Em volta de seus pés
Pétalas de Rosa
Violentas e azuis
Murcham ao seus pés

Existe uma pequena árvore verde fora desse prédio e está coberta de sangue, pois a chuva se tornou vermelha e o vento bate forte. Você é branca como um pêssego e não pode se manchar. Três janelas. Quatro quartos. Todos te esperam na sala de jantar.

Encontrei seu velho amo, ele veio saber de você. Disse a ele que você é gentil e sincera, a pétala mais macia que eu iria conhecer. Não sei quanto tempo se passou desde que soltei sua mão - só sei que não importa quanto tempo irá se passar, jamais deixarei você se machucar.

Mas você abriu um buraco no meu coração. O seu é frio, porém doce: pensei que seria o suficiente para acalentar nossa paixão. Onde você arranjou esse objeto? Ele não foi feito para suas mãos. Queria eu ter voltado atrás e ter sido mais verdadeiro; agora meu rosto se deita no sangue de minhas veias.

Olhe a que ponto chegamos. Olhe em volta, decore essa sala. Esfregue o carpete, pinte-o de vermelho. Pinte a parede, limpe com zelo. Lave as mão, enxague o dia inteiro. Você não pode aparecer assim. Você é Rosa, não vermelho.

Repita o som mais uma vez.

Estalo.

Bang bang

Bang bang

Bang bang

Meu amor apontou a arma para mim
Meu amor atirou no meu coração
Meu amor trouxe o meu fim
E eu morri de paixão

AAAAAAAAAAAAAAAAAAAAAAAAAAAAAAAAAAAAAAAAAAAAAAAAAA

BU!

Você já viu alguma coisa estranha?

Essa sala infestada de mofo é verde, é negra, é um bosque escuro, é uma selva de relva. Sem lugar para sentar, não vou colocar nenhum milímetro do meu corpo nessas paredes imundas. Credo. Limo. "Argh". Quero vomitar! Estou tonto e a sala toda está girando. Deslizo de um lado para o outro e tento me equilibrar somente sobre meus pés... minhas mãos não vão tocar em nada. Não posso tocar nessas paredes lamacentas, não posso nem respirar. Estou preso em um buraco quadrado escuro sem a mínima expectativa de vida. Olho de um lado para outro. Quero gritar.

Nhec nhec nhec

Que barulho é esse?

Nhec nhec nhec

Ih, de novo! Parece um rangido. Nhec para cá, outro nhec para cá, já sei onde está!
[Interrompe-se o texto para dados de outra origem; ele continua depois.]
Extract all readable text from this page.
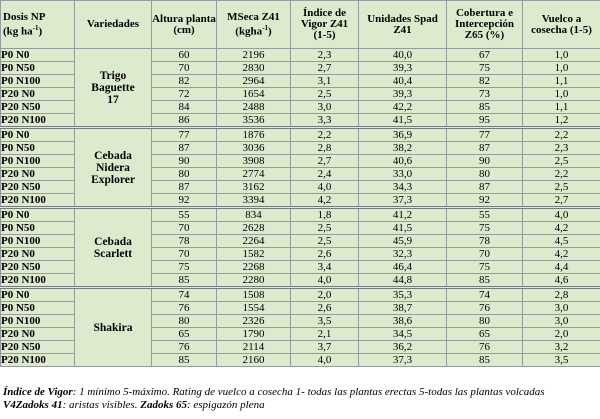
Dosis NP
(kg $ha^{-1}$)	Variedades	Altura planta
(cm)	MSeca Z41
(kgha$^{-1}$)	Índice de
Vigor Z41
(1-5)	Unidades Spad
Z41	Cobertura e
Intercepción
Z65 (%)	Vuelco a
cosecha (1-5)
P0 N0	Trigo
Baguette
17	60	2196	2,3	40,0	67	1,0
P0 N50		70	2830	2,7	39,3	75	1,0
P0 N100		82	2964	3,1	40,4	82	1,1
P20 N0		72	1654	2,5	39,3	73	1,0
P20 N50		84	2488	3,0	42,2	85	1,1
P20 N100		86	3536	3,3	41,5	95	1,2
P0 N0	Cebada
Nidera
Explorer	77	1876	2,2	36,9	77	2,2
P0 N50		87	3036	2,8	38,2	87	2,3
P0 N100		90	3908	2,7	40,6	90	2,5
P20 N0		80	2774	2,4	33,0	80	2,2
P20 N50		87	3162	4,0	34,3	87	2,5
P20 N100		92	3394	4,2	37,3	92	2,7
P0 N0	Cebada
Scarlett	55	834	1,8	41,2	55	4,0
P0 N50		70	2628	2,5	41,5	75	4,2
P0 N100		78	2264	2,5	45,9	78	4,5
P20 N0		70	1582	2,6	32,3	70	4,2
P20 N50		75	2268	3,4	46,4	75	4,4
P20 N100		85	2280	4,0	44,8	85	4,6
P0 N0	Shakira	74	1508	2,0	35,3	74	2,8
P0 N50		76	1554	2,6	38,7	76	3,0
P0 N100		80	2326	3,5	38,6	80	3,0
P20 N0		65	1790	2,1	34,5	65	2,0
P20 N50		76	2114	3,7	36,2	76	3,2
P20 N100		85	2160	4,0	37,3	85	3,5
Índice de Vigor: 1 mínimo 5-máximo. Rating de vuelco a cosecha 1- todas las plantas erectas 5-todas las plantas volcadas
V4Zadoks 41: aristas visibles. Zadoks 65: espigazón plena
Escondido em uma das paredes está um furo pequeno e escuro. Não vou me encostar nele, vou apenas chegar o mais próximo possível para poder enxergar alguma coisa no outro lado. Fecho o olho esquerdo e espio com o direito. Prendo a respiração para não sentir o cheiro pútrido que exala da parede, mas é tão forte que ainda sinto algum resquício. Estou respirando pela boca, babando enquanto vejo do outro lado uma poltrona reclinável com alguém deitado nela. As pernas estão viradas para mim e um pano branco cobre parte do seu corpo. Um outro alguém vestido de jaleco tão encardido que já é completamente amarelo cruza a sala e puxa uma mesinha em rodas para próximo da cadeira.

Credo, que cheiro ruim!

Afasto-me da parede para poder respirar um pouco. Que nojo! Começo a suar e meus olhos lagrimam um pouco, mas logo me ponho a espiar novamente quando escuto um gemido desagradável. Do outro lado, o rapaz de jaleco está com a mão esquerda firme segurando a outra pessoa pelo peito, pressionando contra a poltrona. Ele liga uma máquina com a mão direita que começa a fazer um barulho de broca e sorri sarcasticamente enquanto aproxima a ponta da broca do rosto da pessoa.

Ah há há há há há HÁ!

AFASTO-ME DA PAREDE EM SOBRESSALTO E OLHO PARA TRÁS. Que susto! Ouvi uma risada gélida e aguda vindo de trás de mim. Meu coração está batendo muito forte, eu quase consigo ouvi-lo. O cheiro está pior ainda. Que horror. Credo. Acho que fiz uma careta.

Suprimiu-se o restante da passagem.